VARIA: Technik für den Arzt
SQUID - Herzströme im Magnetfeld


Funktionsweise
In den achtziger Jahren entbrannte dann ein Wettlauf auf der Suche nach neuen supraleitenden Materialien,
ausgelöst durch die Entdeckung der Hochtemperatursupraleiter. Bestimmte keramische Werkstoffe zeigen die
Supraleitung schon bei höheren Temperaturen. Als Kühlmittel reicht hier der flüssige Stickstoff. Mit einer
Temperatur von minus 196 Grad Celsius kann eigentlich von "Hochtemperatur" keine Rede sein, aber die
notwendige Kühlung wurde damit viel einfacher und kostengünstiger.
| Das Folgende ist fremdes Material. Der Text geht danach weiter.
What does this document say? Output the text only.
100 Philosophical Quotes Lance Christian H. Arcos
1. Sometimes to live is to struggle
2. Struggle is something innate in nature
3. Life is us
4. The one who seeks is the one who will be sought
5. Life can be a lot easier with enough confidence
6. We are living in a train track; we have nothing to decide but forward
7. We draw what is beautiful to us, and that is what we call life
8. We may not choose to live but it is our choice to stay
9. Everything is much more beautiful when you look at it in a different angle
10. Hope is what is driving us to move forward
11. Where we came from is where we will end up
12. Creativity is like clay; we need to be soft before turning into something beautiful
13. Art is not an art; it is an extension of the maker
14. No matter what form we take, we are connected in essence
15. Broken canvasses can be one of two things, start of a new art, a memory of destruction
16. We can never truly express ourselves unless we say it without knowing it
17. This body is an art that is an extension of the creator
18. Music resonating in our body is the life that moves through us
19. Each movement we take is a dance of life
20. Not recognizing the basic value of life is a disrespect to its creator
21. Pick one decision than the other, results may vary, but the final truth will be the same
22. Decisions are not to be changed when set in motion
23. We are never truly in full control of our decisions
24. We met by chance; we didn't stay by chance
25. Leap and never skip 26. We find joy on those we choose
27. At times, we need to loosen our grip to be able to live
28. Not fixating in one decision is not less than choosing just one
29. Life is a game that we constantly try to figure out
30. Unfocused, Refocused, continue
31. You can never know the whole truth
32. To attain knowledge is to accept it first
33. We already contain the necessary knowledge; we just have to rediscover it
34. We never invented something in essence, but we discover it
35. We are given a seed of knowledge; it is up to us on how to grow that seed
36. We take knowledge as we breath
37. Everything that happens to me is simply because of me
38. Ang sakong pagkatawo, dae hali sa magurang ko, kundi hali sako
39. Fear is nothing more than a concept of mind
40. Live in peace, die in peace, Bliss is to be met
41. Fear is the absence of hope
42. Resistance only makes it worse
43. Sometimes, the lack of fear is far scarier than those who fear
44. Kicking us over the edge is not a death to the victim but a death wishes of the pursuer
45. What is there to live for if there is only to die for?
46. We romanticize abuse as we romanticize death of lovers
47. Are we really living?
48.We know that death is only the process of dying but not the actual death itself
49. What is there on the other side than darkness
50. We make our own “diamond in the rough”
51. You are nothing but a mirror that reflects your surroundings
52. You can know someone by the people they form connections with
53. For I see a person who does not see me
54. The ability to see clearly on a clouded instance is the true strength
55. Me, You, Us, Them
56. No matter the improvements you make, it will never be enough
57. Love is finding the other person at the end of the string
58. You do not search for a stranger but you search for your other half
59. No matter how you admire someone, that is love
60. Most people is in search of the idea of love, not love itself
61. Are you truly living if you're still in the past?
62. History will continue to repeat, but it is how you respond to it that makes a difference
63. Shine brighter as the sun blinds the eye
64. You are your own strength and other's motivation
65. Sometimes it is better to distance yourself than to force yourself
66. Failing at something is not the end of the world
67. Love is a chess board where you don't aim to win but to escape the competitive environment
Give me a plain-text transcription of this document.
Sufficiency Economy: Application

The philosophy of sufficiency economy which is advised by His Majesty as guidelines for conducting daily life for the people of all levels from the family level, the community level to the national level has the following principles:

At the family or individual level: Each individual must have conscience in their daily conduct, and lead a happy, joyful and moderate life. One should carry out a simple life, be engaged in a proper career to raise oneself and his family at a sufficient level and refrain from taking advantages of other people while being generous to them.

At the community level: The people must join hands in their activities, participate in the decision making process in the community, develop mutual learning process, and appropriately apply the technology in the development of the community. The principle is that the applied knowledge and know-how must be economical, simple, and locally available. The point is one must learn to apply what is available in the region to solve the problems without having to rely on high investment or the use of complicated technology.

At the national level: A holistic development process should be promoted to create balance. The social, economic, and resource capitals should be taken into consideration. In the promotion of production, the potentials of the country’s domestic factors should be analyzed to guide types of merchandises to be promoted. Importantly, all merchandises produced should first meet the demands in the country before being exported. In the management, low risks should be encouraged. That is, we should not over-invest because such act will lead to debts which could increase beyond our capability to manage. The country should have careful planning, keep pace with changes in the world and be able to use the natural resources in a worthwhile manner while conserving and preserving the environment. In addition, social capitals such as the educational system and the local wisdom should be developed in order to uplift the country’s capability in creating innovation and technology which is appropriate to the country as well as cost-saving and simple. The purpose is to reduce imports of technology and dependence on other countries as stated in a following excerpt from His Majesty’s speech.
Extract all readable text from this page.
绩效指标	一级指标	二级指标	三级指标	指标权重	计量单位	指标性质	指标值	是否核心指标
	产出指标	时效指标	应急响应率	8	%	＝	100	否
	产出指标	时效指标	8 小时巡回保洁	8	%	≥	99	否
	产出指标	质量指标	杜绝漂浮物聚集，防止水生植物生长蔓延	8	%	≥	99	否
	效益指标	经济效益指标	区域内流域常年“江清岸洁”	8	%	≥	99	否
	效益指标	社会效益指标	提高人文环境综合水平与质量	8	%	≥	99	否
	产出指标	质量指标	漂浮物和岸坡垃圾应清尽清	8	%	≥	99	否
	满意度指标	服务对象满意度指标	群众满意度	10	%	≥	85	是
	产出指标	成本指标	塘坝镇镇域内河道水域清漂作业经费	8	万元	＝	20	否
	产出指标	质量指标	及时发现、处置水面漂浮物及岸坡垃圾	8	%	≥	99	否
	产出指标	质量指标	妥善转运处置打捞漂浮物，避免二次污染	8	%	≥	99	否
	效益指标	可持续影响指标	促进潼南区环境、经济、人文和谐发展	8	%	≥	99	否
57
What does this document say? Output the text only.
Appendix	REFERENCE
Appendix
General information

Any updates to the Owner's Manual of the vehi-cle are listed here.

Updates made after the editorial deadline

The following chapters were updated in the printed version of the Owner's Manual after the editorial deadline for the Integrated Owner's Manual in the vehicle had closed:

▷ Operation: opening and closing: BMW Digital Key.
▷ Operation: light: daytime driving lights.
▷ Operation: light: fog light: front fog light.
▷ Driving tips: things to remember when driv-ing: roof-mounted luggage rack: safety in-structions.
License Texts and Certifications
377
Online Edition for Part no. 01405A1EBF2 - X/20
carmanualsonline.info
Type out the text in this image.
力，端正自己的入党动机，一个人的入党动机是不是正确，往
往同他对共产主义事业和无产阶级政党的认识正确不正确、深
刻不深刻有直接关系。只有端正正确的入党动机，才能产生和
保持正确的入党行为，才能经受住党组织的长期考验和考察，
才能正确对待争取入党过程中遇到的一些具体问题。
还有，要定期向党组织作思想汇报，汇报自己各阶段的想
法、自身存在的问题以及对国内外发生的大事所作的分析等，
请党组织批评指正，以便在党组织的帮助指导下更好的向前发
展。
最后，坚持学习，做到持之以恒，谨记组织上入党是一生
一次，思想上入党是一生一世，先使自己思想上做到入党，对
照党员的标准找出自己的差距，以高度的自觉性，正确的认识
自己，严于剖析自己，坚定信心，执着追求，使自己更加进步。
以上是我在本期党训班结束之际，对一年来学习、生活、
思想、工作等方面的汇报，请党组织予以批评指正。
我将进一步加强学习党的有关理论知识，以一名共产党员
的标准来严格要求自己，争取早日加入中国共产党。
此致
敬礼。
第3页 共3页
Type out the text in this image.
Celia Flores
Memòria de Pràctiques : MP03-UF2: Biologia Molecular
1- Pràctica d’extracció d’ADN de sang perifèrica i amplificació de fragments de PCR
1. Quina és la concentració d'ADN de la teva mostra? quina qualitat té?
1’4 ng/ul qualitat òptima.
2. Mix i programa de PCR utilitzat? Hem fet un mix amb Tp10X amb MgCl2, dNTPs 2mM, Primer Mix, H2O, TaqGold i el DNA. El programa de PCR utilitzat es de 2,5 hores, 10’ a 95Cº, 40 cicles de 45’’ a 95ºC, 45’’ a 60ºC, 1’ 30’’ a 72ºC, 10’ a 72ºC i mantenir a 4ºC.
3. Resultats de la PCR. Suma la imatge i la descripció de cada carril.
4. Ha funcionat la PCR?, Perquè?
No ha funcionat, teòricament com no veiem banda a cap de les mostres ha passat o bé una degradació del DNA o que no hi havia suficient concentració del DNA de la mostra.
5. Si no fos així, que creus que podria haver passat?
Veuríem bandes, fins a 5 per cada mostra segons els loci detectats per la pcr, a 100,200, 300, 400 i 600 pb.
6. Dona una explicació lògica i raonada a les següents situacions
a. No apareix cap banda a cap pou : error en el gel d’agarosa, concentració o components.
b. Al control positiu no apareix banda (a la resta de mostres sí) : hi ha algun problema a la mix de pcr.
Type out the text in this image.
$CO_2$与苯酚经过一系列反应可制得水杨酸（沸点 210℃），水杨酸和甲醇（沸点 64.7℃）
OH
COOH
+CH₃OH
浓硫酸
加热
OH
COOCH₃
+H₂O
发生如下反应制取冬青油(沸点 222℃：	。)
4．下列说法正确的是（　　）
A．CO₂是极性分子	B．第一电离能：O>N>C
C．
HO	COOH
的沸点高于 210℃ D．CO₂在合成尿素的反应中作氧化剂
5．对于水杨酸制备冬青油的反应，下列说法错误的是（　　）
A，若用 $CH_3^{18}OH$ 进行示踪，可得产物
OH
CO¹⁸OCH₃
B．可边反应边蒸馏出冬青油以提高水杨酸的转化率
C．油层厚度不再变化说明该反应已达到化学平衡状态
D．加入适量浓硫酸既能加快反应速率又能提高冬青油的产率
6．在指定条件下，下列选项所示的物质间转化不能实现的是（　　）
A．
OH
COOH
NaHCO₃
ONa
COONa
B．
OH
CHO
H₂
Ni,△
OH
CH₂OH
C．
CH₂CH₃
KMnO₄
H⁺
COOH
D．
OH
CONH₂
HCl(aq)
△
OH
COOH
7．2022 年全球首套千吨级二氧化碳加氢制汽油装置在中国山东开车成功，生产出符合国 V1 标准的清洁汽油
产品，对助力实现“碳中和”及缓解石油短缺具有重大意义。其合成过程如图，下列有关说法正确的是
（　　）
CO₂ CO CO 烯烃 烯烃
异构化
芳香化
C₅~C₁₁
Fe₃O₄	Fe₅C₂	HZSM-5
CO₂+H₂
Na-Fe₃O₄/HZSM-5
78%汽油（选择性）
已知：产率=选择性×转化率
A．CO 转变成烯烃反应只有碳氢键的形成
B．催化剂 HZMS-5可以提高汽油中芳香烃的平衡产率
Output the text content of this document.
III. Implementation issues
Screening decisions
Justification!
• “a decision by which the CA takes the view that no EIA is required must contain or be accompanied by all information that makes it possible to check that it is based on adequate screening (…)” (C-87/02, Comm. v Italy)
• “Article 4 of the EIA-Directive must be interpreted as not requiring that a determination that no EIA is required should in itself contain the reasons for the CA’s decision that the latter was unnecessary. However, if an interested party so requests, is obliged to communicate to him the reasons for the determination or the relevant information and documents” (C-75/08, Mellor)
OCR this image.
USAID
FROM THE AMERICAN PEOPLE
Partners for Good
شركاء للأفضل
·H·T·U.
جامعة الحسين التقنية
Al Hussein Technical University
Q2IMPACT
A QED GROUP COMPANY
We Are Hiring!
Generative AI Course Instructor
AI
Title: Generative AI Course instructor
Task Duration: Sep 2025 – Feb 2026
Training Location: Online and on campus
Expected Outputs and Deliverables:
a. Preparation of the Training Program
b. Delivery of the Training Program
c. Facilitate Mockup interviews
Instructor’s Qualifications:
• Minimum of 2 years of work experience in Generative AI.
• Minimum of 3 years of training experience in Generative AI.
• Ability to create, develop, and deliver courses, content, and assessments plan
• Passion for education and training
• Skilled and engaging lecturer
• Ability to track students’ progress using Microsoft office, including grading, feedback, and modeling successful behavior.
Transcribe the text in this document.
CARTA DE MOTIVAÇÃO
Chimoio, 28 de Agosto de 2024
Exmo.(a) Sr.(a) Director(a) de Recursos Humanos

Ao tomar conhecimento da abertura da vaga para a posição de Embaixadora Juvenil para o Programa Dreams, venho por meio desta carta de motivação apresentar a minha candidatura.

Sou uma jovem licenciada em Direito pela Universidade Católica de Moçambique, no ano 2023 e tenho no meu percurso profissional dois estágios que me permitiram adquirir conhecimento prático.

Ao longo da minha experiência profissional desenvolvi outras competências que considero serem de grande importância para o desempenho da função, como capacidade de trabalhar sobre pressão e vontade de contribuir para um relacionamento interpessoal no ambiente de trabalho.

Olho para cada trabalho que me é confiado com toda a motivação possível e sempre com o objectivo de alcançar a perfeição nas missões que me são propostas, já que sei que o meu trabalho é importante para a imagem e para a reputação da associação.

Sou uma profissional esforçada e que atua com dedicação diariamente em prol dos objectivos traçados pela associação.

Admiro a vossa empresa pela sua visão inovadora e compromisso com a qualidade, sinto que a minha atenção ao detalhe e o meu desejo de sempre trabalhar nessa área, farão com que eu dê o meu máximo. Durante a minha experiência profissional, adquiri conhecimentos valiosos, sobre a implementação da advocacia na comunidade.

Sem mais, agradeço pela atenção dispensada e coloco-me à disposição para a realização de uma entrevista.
Einer breiteren Anwendung von Supraleitern stand nun nichts mehr im Weg: mit ihnen lassen sich
Fernleitungen für den verlustfreien Stromtransport bauen, extrem starke Magnete oder
hochempfindliche Magnetfeldsensoren, die SQUID, konstruieren. Der eigentliche SQUID-Sensor ist gerade so
groß wie ein Fingernagel und besteht aus einem Ring aus supraleitendem Material. Sobald er auf die niedrige
Temperatur abgekühlt ist, kann in ihm der elektrische Strom ohne Widerstand, das heißt frei von
Energieverlusten, kreisen. Mit diesen Systemen lassen sich Magnetfeldänderungen detektieren, die nur den
hundertmillionstel Teil des Erdmagnetfeldes betragen - gerade noch ausreichend, um die schwachen
Herzströme zu registrieren.
Obwohl die Hochtemperatur-SQUID um eine Größenordnung weniger empfindlich sind, erzielen sie in der
Diagnostik die gleichen Ergebnisse wie die Tieftemperatur-SQUID. Dies zeigte eine Untersuchung der
Physikalisch-Technischen Bundesanstalt in Berlin an einer Gruppe von 50 Personen, die an
Herzrhythmusstörungen litten.
Den Testern gelang es mit Hilfe des Magnetokardiogramms, Patienten mit Herzrhythmusstörungen besser von
den Gesunden zu unterscheiden als mit dem parallel aufgezeichneten Elektrokardiogramm. Das
Magnetokardiogramm enthält offensichtlich mehr Informationen als das EKG. Diesen zusätzlichen
Informationsgehalt in den Magnetokardiogrammen wollen die Jülicher Wissenschaftler nun nutzen, um eine
bessere Methode für die Risikoabschätzung beim plötzlichen Herztod zu entwickeln, denn bei der Hälfte der
Patienten, die an einem plötzlichen Herztod sterben, gibt es vorher keine Anzeichen dafür.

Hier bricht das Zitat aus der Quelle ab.